Growing up in small town in Michigan, Chuck Donner always wondered why pictures of his great-great grandfather always showed him facing sideways. “I know some people have a best side, they like to show when they get their picture taken, but it turns out Papi Donner’s best side made a tasty beef jerky.” Chuck found this out fourteen years ago when a class assignment required him to trace his family’s history. “As it turns out, Papi Donner was one of the only survivors of the ill-fated Donner party.” tells Chuck looking down at the floor.
“I knew at that point, I knew I really had two choices I could try and channel my feelings into something creative, or just find out if “it” really does taste like chicken.” Chuck remembers. So he picked up a guitar and starting writing songs about life in those long-gone days when Papi Donner lived.

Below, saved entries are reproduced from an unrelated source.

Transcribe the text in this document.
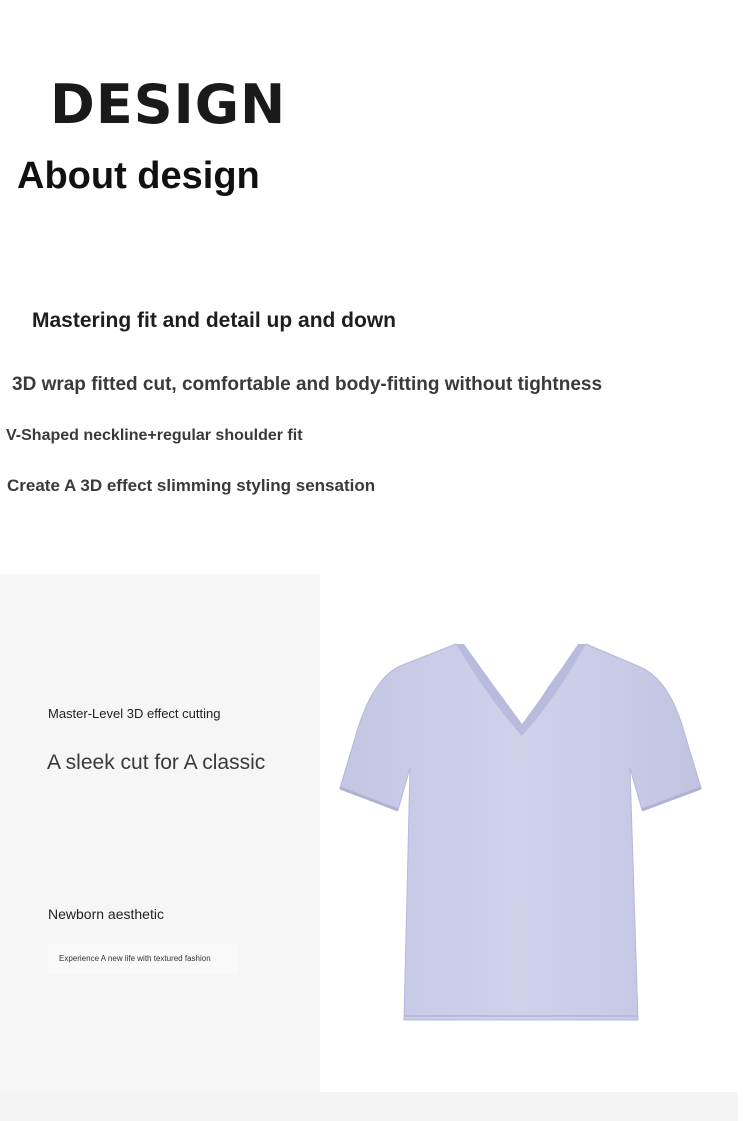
DESIGN
About design
Mastering fit and detail up and down
3D wrap fitted cut, comfortable and body-fitting without tightness
V-Shaped neckline+regular shoulder fit
Create A 3D effect slimming styling sensation
Master-Level 3D effect cutting
A sleek cut for A classic
Newborn aesthetic
Experience A new life with textured fashion
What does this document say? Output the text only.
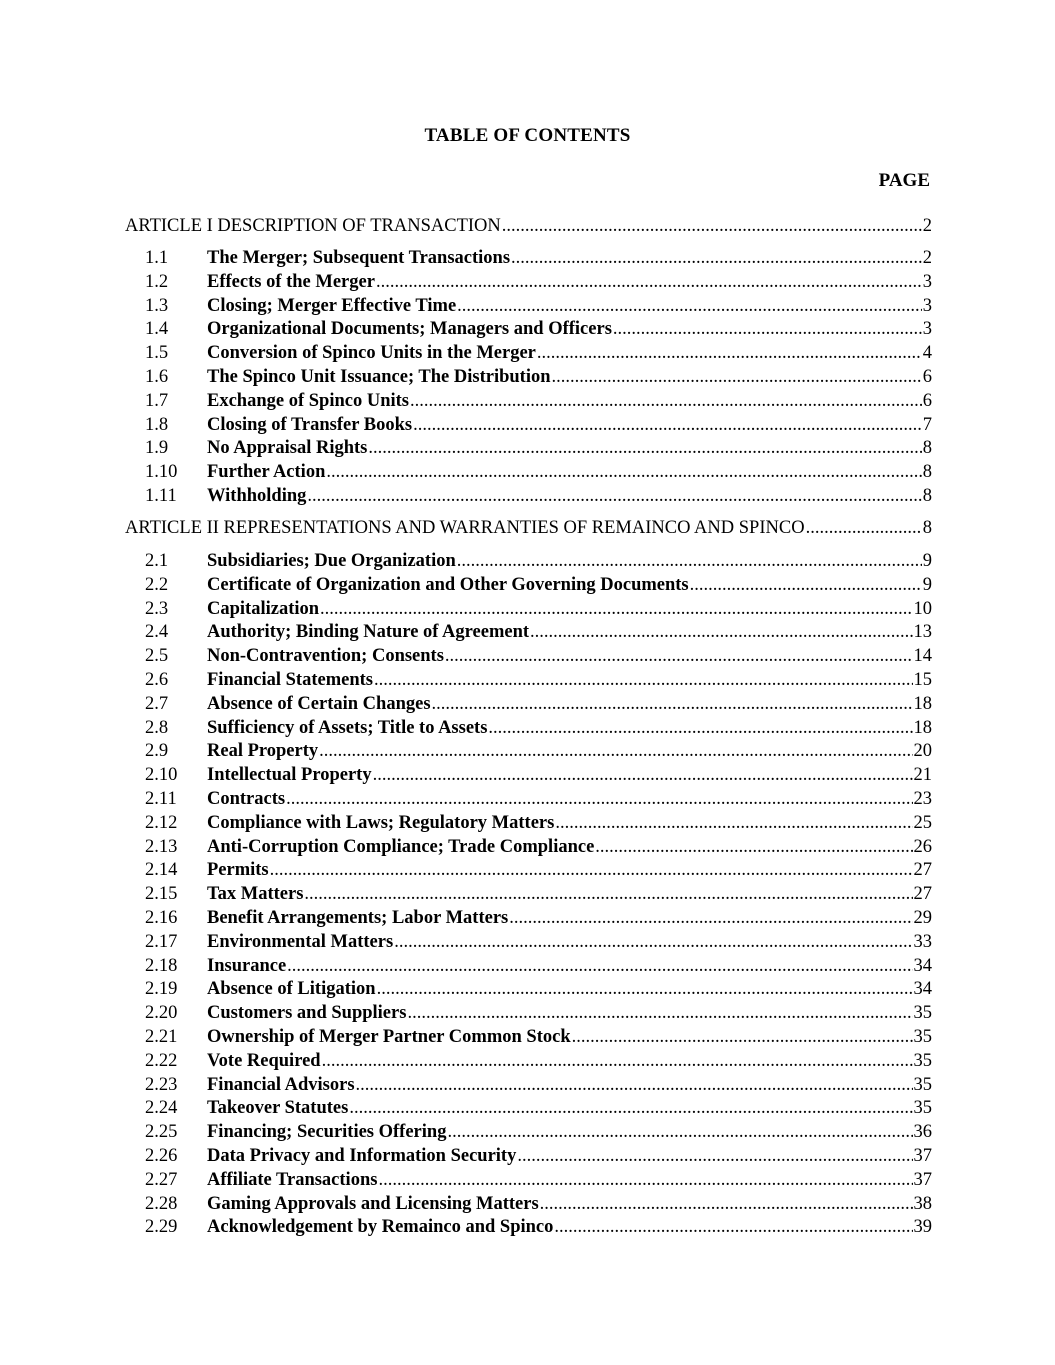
TABLE OF CONTENTS
PAGE
ARTICLE I DESCRIPTION OF TRANSACTION .....	2
1.1	The Merger; Subsequent Transactions .....	2
1.2	Effects of the Merger .....	3
1.3	Closing; Merger Effective Time .....	3
1.4	Organizational Documents; Managers and Officers .....	3
1.5	Conversion of Spinco Units in the Merger .....	4
1.6	The Spinco Unit Issuance; The Distribution .....	6
1.7	Exchange of Spinco Units .....	6
1.8	Closing of Transfer Books .....	7
1.9	No Appraisal Rights .....	8
1.10	Further Action .....	8
1.11	Withholding .....	8
ARTICLE II REPRESENTATIONS AND WARRANTIES OF REMAINCO AND SPINCO .....	8
2.1	Subsidiaries; Due Organization .....	9
2.2	Certificate of Organization and Other Governing Documents .....	9
2.3	Capitalization .....	10
2.4	Authority; Binding Nature of Agreement .....	13
2.5	Non-Contravention; Consents .....	14
2.6	Financial Statements .....	15
2.7	Absence of Certain Changes .....	18
2.8	Sufficiency of Assets; Title to Assets .....	18
2.9	Real Property .....	20
2.10	Intellectual Property .....	21
2.11	Contracts .....	23
2.12	Compliance with Laws; Regulatory Matters .....	25
2.13	Anti-Corruption Compliance; Trade Compliance .....	26
2.14	Permits .....	27
2.15	Tax Matters .....	27
2.16	Benefit Arrangements; Labor Matters .....	29
2.17	Environmental Matters .....	33
2.18	Insurance .....	34
2.19	Absence of Litigation .....	34
2.20	Customers and Suppliers .....	35
2.21	Ownership of Merger Partner Common Stock .....	35
2.22	Vote Required .....	35
2.23	Financial Advisors .....	35
2.24	Takeover Statutes .....	35
2.25	Financing; Securities Offering .....	36
2.26	Data Privacy and Information Security .....	37
2.27	Affiliate Transactions .....	37
2.28	Gaming Approvals and Licensing Matters .....	38
2.29	Acknowledgement by Remainco and Spinco .....	39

His most recent offering, Pork and Brains is shocking friends, but Chuck just laughs and says “Hey I gotta make a livin’ right?”

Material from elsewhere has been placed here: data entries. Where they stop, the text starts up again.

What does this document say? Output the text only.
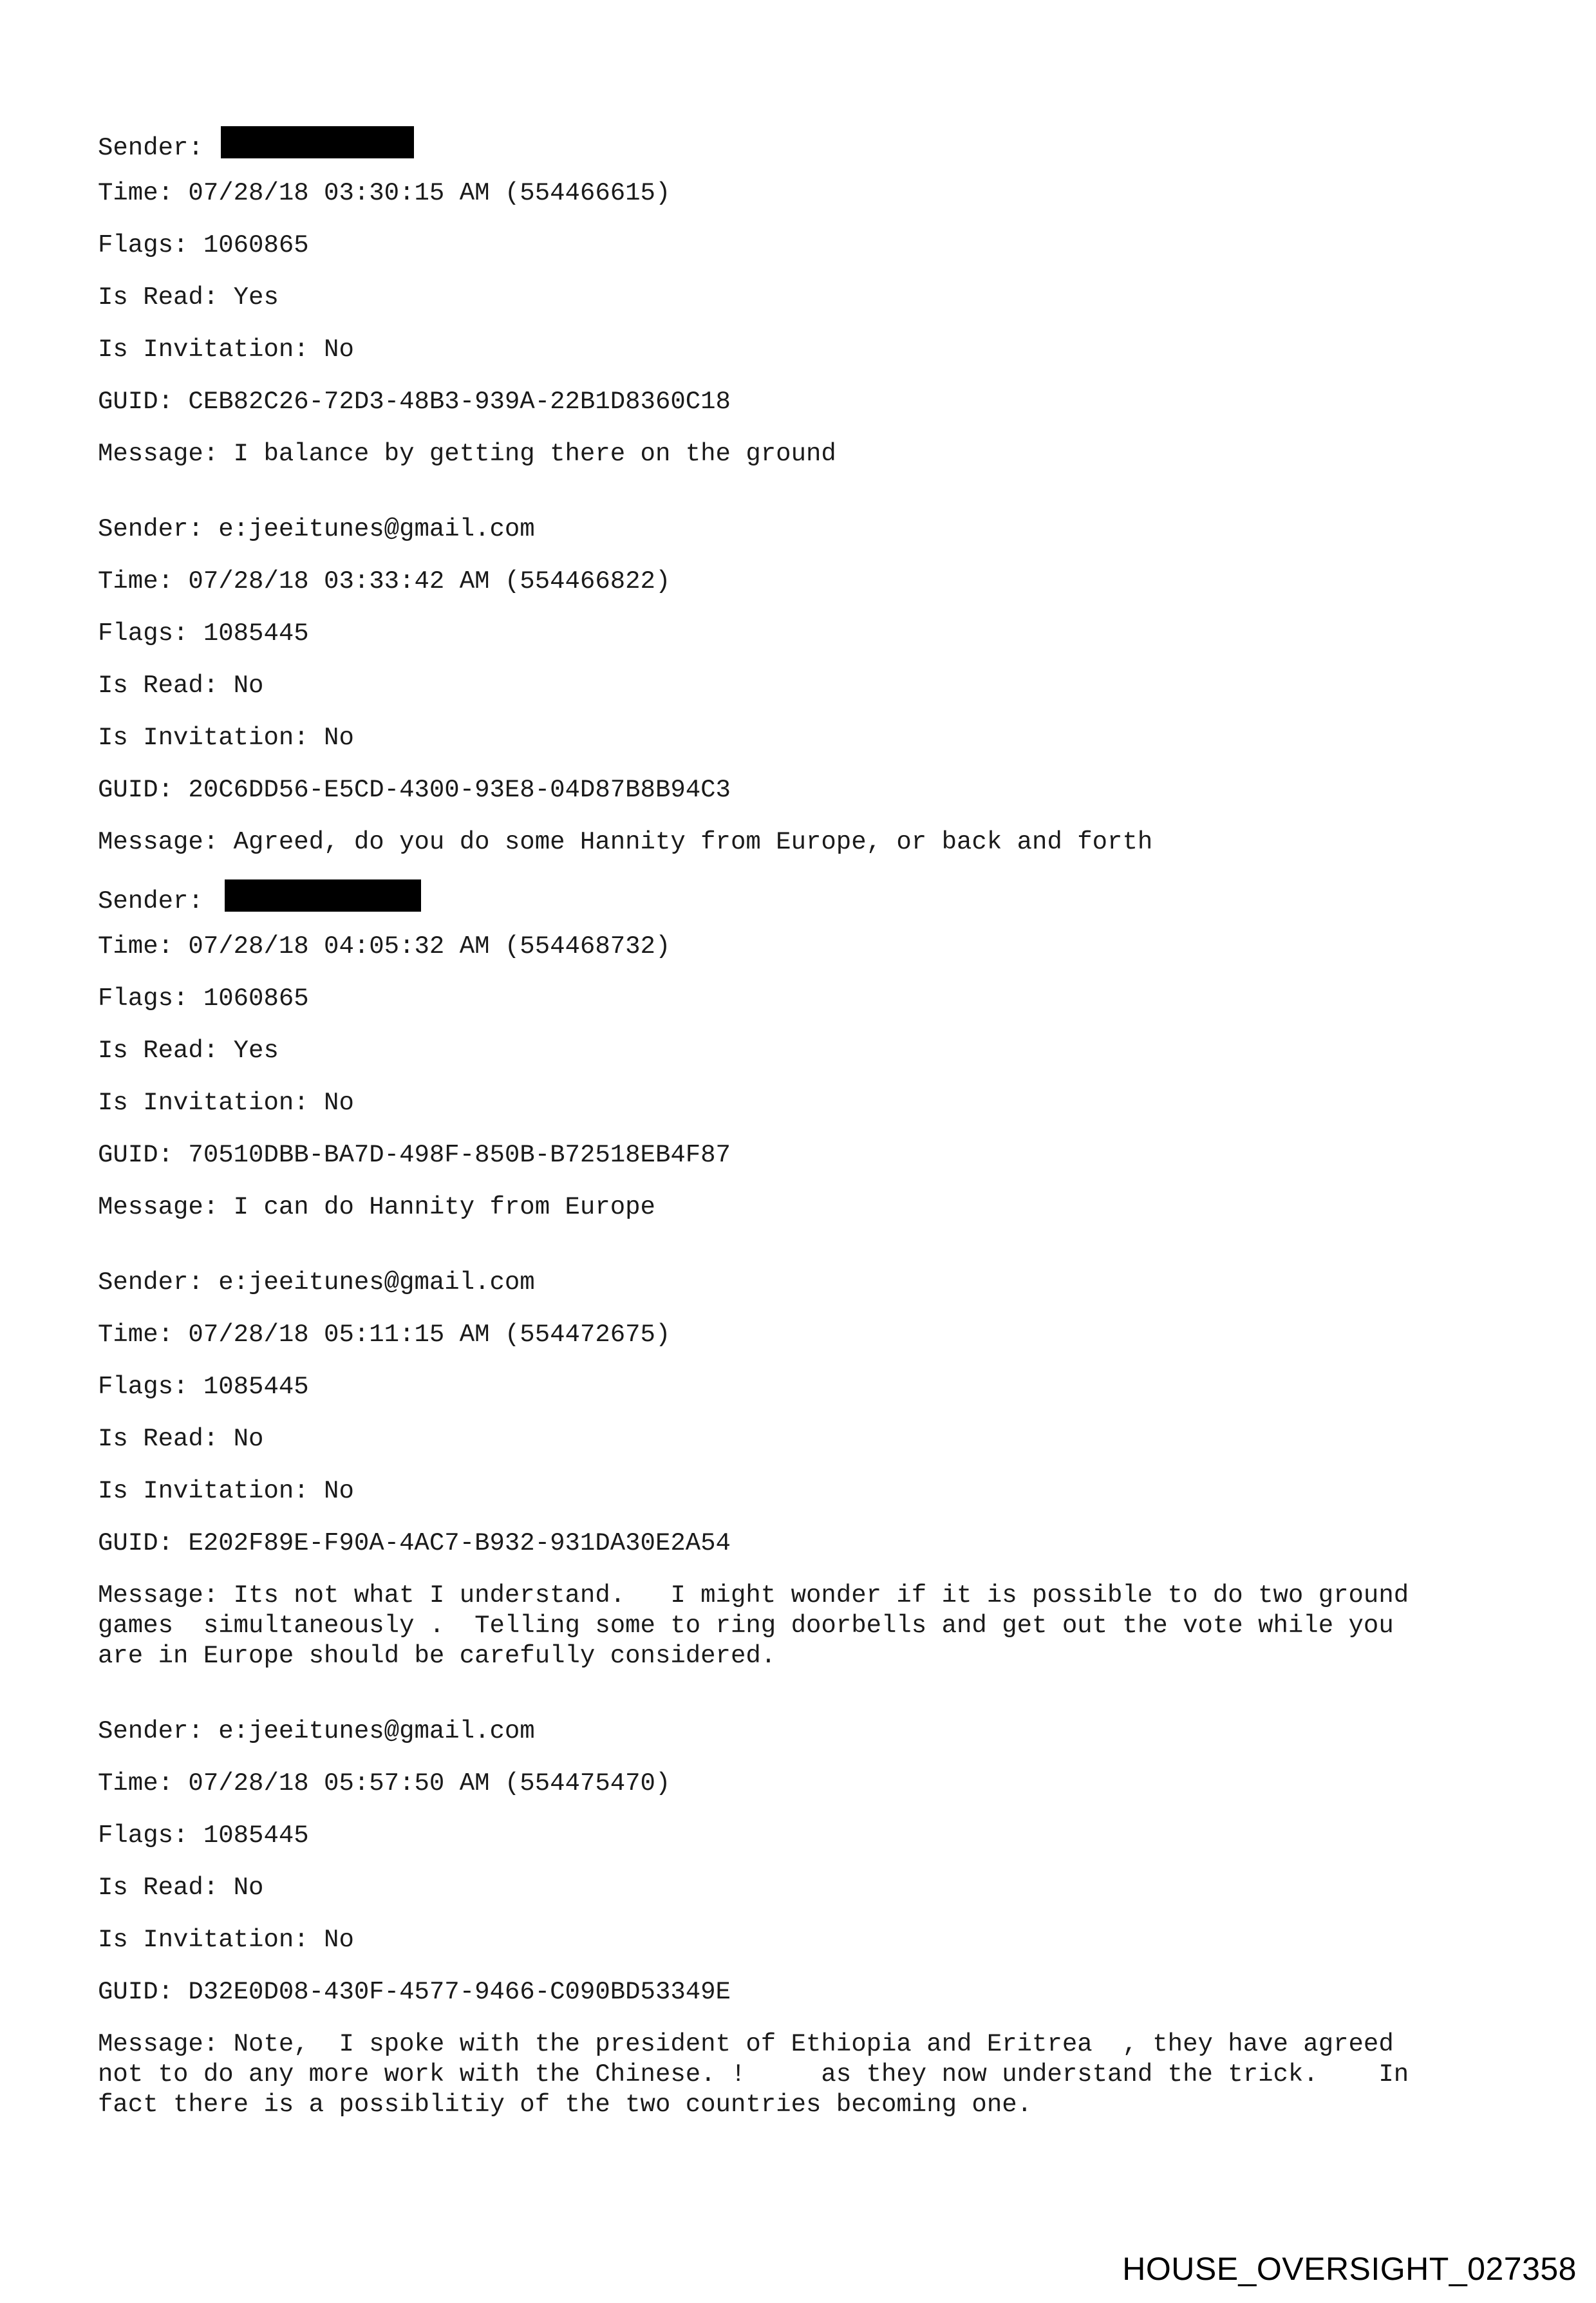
Sender:
Time: 07/28/18 03:30:15 AM (554466615)
Flags: 1060865
Is Read: Yes
Is Invitation: No
GUID: CEB82C26-72D3-48B3-939A-22B1D8360C18
Message: I balance by getting there on the ground
Sender: e:jeeitunes@gmail.com
Time: 07/28/18 03:33:42 AM (554466822)
Flags: 1085445
Is Read: No
Is Invitation: No
GUID: 20C6DD56-E5CD-4300-93E8-04D87B8B94C3
Message: Agreed, do you do some Hannity from Europe, or back and forth
Sender:
Time: 07/28/18 04:05:32 AM (554468732)
Flags: 1060865
Is Read: Yes
Is Invitation: No
GUID: 70510DBB-BA7D-498F-850B-B72518EB4F87
Message: I can do Hannity from Europe
Sender: e:jeeitunes@gmail.com
Time: 07/28/18 05:11:15 AM (554472675)
Flags: 1085445
Is Read: No
Is Invitation: No
GUID: E202F89E-F90A-4AC7-B932-931DA30E2A54
Message: Its not what I understand.   I might wonder if it is possible to do two ground
games  simultaneously .  Telling some to ring doorbells and get out the vote while you
are in Europe should be carefully considered.
Sender: e:jeeitunes@gmail.com
Time: 07/28/18 05:57:50 AM (554475470)
Flags: 1085445
Is Read: No
Is Invitation: No
GUID: D32E0D08-430F-4577-9466-C090BD53349E
Message: Note,  I spoke with the president of Ethiopia and Eritrea  , they have agreed
not to do any more work with the Chinese. !     as they now understand the trick.    In
fact there is a possiblitiy of the two countries becoming one.
HOUSE_OVERSIGHT_027358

A podcast of his work is not available, having been banned in 48 states.
Blogger From a World Gone Horribly Wrong said
sasdjkajkdkas… made it… once more.
People of Earth, I am from the future, where blogging had caused more damage than our 50th president, Jayden James Spears. You must stop blogging immediately.
In the future, we discovered that blogs don’t go away like we previously thought. People will become so attention-starved that they will need to keep the blog they started when they were in high school up for a lifetime, just to feel important and youthful. What looks like silly, harmless back-and-forth post exchanges between friends will soon choke out the World Wide Web like a strangling vine made up of misspelled words, non-sensical thoughts and self-important fluff.
Don’t feed this beast…this monster of millibytes. If you continue, it will only lead to your… OH GOD! SWEET JESUS AND THE THREE WISEMEN! THEY’VE KNOCKED DOWN THE BARRIER! LEAVE THEM BEHIND…THEY ARE ONE OF THEM NOW! PRAY THAT SOMEONE IN THE PAST CAN CHANGE THIS FATE …sdfklgkldfklgfjgkllg
babagooey said
This looks like a picture of the last guy that f**ked with me.
Seriously.
I’ll rip and swap your nuts and eyeballs if you screw with me.
Bring it, bloggers.
shazbotwinx said
This picture reminds me of a great joke:
What do you call a midget Puerto Rican?
A speck.
OK, maybe this post didn’t remind me of that joke, but C’MON PEOPLE, THAT’S FUNNY!
[Rimshot! Cue laughter!]
Bizarro Blogger said
Me no get joke, so me laugh real soft, my belly hurt.
Sob sob…weep…weep…sniffle…sobbbb!!!
Me still laughing!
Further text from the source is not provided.